We flew to Minneapolis from Dallas on an uneventful flight connecting through Chicago. No weather delays, but a sprint to our connection gate was still required due to regular travel hassles. This wasn’t our first visit to Minnesota, and we stayed downtown, in a place we had stayed before.
This trip was different, however. To begin with it was cold. Did I mention that? We stopped at the downtown Target store and bought an inexpensive sled and some long underwear. Properly layered, and barely able to move, we drove about 2 miles out of downtown to Theodore Wirth Park. A city green space and golf course in the summer, Wirth Park becomes a winter sports headquarters when the snow and ice arrive. We rented snowshoes for a trail hike and spent hours on the free, sledding hill, located on the 10th green.
The sledding hill
The Wirth Chalet, a place for trail maps and equipment rentals
Skis, ready to rent
Statues in the park
In a fortunate turn for ice fishing, the weather in Minnesota was well below 0 degrees F for nearly 10 days before we arrived. It was -10 most of our days, and dropped to -20 overnight during the time we were there. Except for a few flurries, it did not snow during our visit, but previously fallen snow was still on the ground.

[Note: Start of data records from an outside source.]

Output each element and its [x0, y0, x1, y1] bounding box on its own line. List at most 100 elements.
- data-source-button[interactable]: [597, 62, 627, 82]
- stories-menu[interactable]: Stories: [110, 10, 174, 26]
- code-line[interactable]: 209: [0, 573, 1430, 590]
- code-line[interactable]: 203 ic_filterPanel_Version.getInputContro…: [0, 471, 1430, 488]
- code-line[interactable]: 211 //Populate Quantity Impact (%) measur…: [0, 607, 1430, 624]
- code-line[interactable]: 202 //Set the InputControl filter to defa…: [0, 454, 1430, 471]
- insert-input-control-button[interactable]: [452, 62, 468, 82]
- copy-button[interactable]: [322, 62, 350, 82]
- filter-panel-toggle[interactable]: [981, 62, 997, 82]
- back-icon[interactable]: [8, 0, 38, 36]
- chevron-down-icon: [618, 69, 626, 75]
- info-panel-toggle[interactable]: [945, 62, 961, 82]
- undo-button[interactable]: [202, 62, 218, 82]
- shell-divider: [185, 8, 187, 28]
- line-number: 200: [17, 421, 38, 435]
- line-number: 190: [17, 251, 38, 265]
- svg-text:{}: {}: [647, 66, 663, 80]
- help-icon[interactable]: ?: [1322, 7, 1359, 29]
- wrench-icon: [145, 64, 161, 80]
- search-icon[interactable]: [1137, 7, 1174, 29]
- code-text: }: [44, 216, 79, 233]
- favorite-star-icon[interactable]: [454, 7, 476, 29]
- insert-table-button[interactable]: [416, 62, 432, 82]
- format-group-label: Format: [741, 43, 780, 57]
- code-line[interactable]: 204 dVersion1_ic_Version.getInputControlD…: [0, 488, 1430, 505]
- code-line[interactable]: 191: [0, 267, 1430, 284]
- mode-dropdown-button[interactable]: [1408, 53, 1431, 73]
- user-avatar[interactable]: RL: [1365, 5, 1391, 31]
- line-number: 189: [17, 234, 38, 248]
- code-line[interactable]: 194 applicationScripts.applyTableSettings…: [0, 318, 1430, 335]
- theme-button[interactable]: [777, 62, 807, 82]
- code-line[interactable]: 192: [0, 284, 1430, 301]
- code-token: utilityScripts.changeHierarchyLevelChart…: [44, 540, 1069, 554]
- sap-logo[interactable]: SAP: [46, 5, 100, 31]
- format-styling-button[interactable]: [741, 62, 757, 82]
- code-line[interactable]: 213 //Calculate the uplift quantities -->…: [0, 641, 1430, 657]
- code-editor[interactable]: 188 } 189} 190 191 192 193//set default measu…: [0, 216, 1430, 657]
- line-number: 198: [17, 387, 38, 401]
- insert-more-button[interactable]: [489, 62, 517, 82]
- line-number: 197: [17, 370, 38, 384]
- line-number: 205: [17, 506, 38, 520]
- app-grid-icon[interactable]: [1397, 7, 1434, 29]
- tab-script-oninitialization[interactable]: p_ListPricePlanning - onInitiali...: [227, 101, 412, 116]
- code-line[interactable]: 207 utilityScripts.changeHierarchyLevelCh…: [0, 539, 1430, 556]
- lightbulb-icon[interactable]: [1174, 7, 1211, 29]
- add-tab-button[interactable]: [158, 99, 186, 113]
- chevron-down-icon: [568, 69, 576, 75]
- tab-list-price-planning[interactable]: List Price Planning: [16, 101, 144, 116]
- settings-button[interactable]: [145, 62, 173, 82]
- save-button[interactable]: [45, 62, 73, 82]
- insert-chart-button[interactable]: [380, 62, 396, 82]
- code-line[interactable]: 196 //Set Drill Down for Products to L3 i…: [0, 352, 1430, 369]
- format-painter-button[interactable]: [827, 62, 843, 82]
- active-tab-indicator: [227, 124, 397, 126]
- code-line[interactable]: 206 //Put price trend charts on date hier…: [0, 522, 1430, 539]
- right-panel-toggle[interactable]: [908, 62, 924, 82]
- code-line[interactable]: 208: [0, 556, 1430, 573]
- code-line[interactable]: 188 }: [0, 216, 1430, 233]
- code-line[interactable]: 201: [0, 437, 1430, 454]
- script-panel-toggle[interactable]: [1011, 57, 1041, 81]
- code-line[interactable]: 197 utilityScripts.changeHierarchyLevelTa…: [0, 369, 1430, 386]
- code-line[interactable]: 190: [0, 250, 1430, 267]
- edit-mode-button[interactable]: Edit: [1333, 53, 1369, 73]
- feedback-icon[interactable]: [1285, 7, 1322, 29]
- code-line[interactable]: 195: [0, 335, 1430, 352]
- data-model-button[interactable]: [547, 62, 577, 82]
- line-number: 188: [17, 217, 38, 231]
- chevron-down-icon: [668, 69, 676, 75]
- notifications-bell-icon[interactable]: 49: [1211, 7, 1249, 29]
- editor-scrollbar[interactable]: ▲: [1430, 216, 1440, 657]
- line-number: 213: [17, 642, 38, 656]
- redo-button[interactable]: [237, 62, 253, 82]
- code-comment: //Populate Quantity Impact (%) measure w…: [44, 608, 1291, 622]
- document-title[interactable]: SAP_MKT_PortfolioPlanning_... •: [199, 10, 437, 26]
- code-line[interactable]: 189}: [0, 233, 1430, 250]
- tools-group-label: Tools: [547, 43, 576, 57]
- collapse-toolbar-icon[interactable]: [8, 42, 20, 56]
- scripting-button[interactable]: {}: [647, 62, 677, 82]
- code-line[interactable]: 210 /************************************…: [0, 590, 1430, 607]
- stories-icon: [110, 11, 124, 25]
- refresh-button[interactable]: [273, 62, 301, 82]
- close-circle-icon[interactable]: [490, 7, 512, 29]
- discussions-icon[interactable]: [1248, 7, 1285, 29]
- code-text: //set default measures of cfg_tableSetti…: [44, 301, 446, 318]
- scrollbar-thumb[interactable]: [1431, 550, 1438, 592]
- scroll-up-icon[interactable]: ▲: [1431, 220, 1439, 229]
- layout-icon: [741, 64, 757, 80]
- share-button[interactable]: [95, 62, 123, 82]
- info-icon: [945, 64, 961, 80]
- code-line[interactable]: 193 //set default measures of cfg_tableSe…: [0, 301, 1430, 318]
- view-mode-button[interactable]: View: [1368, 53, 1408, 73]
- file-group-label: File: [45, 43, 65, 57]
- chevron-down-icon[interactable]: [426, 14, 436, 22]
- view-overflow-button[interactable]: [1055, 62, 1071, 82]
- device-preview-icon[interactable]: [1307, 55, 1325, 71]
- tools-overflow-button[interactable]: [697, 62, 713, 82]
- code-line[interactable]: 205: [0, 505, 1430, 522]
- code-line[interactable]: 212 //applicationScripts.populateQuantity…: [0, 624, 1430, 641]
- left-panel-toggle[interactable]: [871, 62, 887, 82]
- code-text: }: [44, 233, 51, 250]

After our day of sledding and snowshoeing, we FINALLY went ice fishing. We drove to Lake Minnetonka, just outside Minneapolis. I was most nervous when I had to drive my rental car out on the ice. Though I didn’t fall through or slide away, I never felt completely secure when I found out the ice was only 18 inches thick. Surely it should be 5 or 10 feet thick before people drive on it, right?
Our guide, Dan, provided all the gear and expertise. This included the hut, a semipermanent building, think small mobile home, with a hole in the floor. It was rather comfy, and heated. We sat on chairs and were effectively indoors to catch our fish. It was even equipped with an underwater camera, so we could see when the fish were interested in the bait. This increased Boy’s success rate exponentially! He caught dozens of fish. We released them all, as we had no plans to cook any fish in our hotel room. Boy worked on a Boy Scout fishing merit badge, and even I caught a couple of fish.
After some success indoors, we tried fishing outdoors and Boy drilled a new hole in the ice with the help of our guide. It was tougher work without the underwater camera, and was extremely cold, so after 20 minutes or so, Boy decided inside was better.
Driving and parking on the frozen lake
Drilling a new hole, outdoors
A new hole in the ice
We finished our Minnesota trip by warming up at the INDOOR amusement park at Mall of America. I could finally feel my fingers!
Right, ice fishing is off the list. Now, let’s plan a warmer trip. Northern Lights and an Ice hotel can wait.